Counsel for the defendant submitted that to date the said application is yet to be heard and the plaintiff has not moved the court.  That since the plaintiff has not moved the court to fix the same for hearing for a period of 3 years there is good reason to believe that he has lost interest in pursuing this matter.

Mr. Kisaka for the plaintiff in opposition to the application, relied on the replying affidavit sworn on 17th October 2005 in which they have deponed that the suit was filed on behalf of the plaintiff by Arimi Kimathi & Co. Advocates.  They took over on 19th April 2001.  At the time they took the matter, there was the issue of the settlement of the costs between the plaintiff and the previous advocates.  When finally they obtained copies of the proceedings and perused the pleadings, they were of the considered opinion that there was need to file an amended plaint.

They filed an application to amend the plaint on 4th February 2002.  The said application was set down for hearing on 18th March 2002.  On 15th March 2002 they instructed M/S F.W. Njoroge & Co. Advocates to prosecute their application on their behalf.  But unfortunately the said firm of advocates never informed them of what happened.  Copies of the correspondences annexed herein.

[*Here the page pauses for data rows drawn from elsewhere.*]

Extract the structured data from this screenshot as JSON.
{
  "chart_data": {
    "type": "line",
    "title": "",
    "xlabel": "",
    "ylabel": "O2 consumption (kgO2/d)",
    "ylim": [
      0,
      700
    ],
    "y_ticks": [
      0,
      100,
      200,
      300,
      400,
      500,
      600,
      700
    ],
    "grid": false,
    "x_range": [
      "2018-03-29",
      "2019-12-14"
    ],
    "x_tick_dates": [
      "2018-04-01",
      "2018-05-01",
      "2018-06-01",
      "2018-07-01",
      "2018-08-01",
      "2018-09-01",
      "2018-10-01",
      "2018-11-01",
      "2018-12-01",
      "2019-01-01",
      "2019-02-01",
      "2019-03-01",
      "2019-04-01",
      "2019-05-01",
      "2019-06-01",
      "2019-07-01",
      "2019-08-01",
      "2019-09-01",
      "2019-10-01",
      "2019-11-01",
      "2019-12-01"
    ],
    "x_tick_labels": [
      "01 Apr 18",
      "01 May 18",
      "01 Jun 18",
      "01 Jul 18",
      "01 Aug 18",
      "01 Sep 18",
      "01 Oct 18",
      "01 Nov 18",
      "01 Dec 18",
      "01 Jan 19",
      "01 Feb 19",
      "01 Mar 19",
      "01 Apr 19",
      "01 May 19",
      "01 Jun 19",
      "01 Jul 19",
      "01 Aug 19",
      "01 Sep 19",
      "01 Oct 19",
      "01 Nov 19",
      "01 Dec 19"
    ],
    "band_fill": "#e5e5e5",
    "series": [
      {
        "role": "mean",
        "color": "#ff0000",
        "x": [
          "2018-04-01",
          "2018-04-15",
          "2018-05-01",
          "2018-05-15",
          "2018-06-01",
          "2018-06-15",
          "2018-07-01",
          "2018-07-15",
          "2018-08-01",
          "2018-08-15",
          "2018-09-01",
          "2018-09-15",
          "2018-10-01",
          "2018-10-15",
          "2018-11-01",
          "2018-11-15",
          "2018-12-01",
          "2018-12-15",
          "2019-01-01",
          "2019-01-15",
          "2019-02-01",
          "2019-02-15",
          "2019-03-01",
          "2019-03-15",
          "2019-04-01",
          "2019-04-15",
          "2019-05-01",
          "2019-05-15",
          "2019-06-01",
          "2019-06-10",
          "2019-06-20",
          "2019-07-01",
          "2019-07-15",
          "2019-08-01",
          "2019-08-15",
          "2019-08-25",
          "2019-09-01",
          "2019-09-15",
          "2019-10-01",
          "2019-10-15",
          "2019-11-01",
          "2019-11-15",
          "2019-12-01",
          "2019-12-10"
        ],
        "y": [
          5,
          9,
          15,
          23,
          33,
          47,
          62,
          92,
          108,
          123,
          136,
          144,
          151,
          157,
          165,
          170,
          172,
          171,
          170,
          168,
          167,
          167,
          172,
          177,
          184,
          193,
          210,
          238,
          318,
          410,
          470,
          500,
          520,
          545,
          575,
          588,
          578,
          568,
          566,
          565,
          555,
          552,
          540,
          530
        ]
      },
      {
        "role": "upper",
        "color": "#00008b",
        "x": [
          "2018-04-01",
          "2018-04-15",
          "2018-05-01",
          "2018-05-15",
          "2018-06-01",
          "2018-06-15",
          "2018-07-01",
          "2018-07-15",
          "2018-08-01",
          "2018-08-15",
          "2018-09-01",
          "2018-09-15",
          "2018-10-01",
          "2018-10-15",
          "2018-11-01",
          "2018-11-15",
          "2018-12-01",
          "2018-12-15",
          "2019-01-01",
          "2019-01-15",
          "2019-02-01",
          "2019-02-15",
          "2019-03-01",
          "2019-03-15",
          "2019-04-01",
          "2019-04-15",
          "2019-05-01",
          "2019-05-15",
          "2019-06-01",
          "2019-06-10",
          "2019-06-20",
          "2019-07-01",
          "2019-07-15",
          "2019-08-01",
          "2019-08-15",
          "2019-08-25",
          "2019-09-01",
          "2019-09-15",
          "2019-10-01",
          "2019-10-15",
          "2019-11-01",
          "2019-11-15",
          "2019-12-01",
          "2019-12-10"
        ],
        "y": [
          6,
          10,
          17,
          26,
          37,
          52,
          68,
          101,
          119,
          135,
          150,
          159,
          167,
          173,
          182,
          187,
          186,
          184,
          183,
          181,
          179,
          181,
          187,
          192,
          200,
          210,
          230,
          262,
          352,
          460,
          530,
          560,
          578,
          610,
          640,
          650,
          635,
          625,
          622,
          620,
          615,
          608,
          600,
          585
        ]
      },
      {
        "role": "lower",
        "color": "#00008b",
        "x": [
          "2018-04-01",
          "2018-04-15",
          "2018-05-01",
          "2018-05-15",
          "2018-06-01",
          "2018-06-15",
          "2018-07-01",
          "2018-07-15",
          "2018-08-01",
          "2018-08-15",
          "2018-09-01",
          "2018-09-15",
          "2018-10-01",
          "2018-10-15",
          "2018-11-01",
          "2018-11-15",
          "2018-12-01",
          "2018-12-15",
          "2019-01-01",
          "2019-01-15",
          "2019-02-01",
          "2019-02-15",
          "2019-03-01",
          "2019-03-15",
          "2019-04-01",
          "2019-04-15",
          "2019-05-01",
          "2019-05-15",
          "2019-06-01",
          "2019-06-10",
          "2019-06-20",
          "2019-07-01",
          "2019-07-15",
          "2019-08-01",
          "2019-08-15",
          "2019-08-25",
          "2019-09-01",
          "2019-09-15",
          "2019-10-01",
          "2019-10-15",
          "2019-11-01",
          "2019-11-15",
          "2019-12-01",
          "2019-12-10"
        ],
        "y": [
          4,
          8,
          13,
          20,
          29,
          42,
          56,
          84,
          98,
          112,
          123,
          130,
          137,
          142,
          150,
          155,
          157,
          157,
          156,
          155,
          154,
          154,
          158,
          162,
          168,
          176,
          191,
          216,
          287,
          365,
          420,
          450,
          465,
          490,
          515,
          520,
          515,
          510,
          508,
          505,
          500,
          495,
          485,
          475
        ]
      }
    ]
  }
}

The question of delay in bringing civil actions to speedy conclusion was exhaustively considered by the Court of Appeal in England in ALLEN VS. ALFRED MC ALPINE & SONS LTD [1968] 1 ALL ER 543 where it was held that when delay is prolonged and inexcusable and is such as to do grave injustice to the one side, or the other or to both, the court may in its discretion dismiss the action straightaway.  On the other hand this power should not be exercised unless he court is satisfied: (1) that the default has been intentional and contumelious e.g. disobedience to a peremptory order of the court or conduct amounting to an abuse of the process of the court; or (2)(a) that there has been inordinate and inexcusable delay on the part of the plaintiff or his lawyers and (b) that such delay will give rise to a substantial risk that it is not possible to have a fair trial of the issues in action or  such as is likely to cause or to have caused serious prejudice to the defendants either as between themselves and the plaintiff or between each other or between them and a third party.  This case was quoted with approval in the case of NJUKI GACHIGU VS. GITHI [1977] KLR 108.

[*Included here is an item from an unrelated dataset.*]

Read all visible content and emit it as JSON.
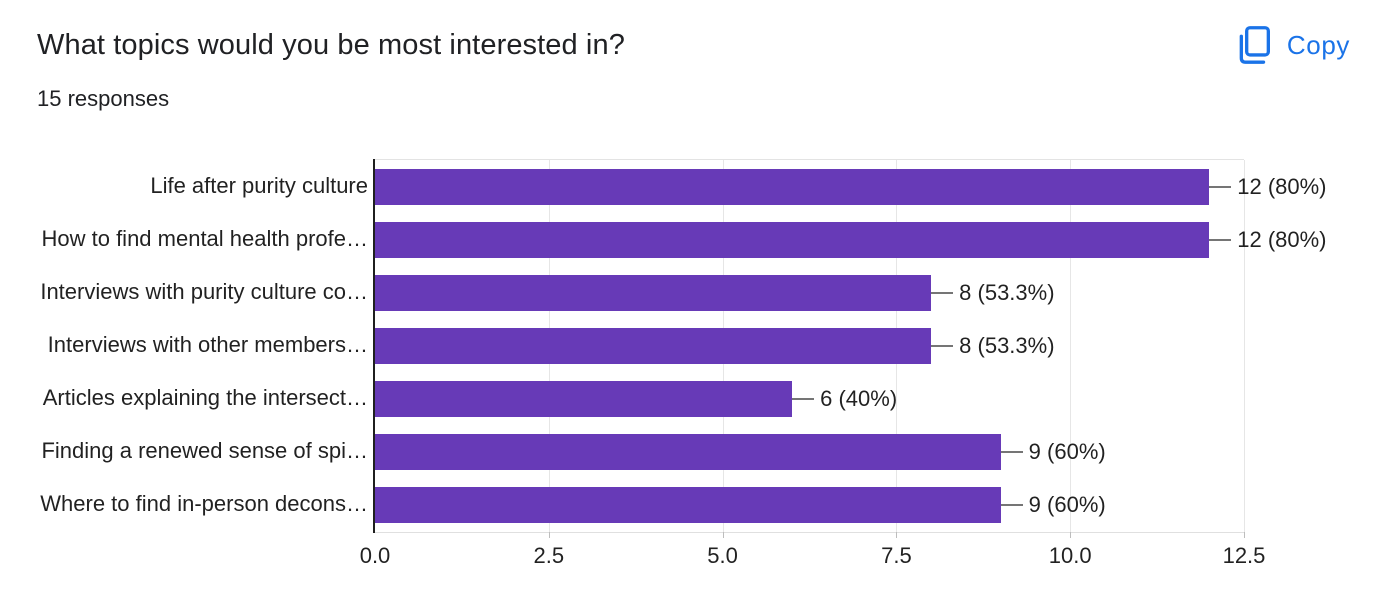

In the present suit the plaintiff instructed the firm of ARIMI KIMATHI & CO ADVOCATES to file the case on his behalf.  When they delayed the hearing, he abandoned them and instructed the firm of GIKANDI & CO. ADVOCATES to act on his behalf.  In this circumstances it cannot be said that the delay was intentional and contumelious nor can it be said that the delay is inordinate and inexcusable.  Further the plaintiff is willing to pay costs to the defendant.

In  my opinion the circumstances in this case do not justify an order of dismissal.  However it is ordered that the parties take steps within the next 7 days from the date of this ruling to set down the application dated 18th December 2001 for  hearing.

The plaintiff to pay costs of this application to the defendant.

Dated and delivered at Nairobi this 12th day of  September 2006.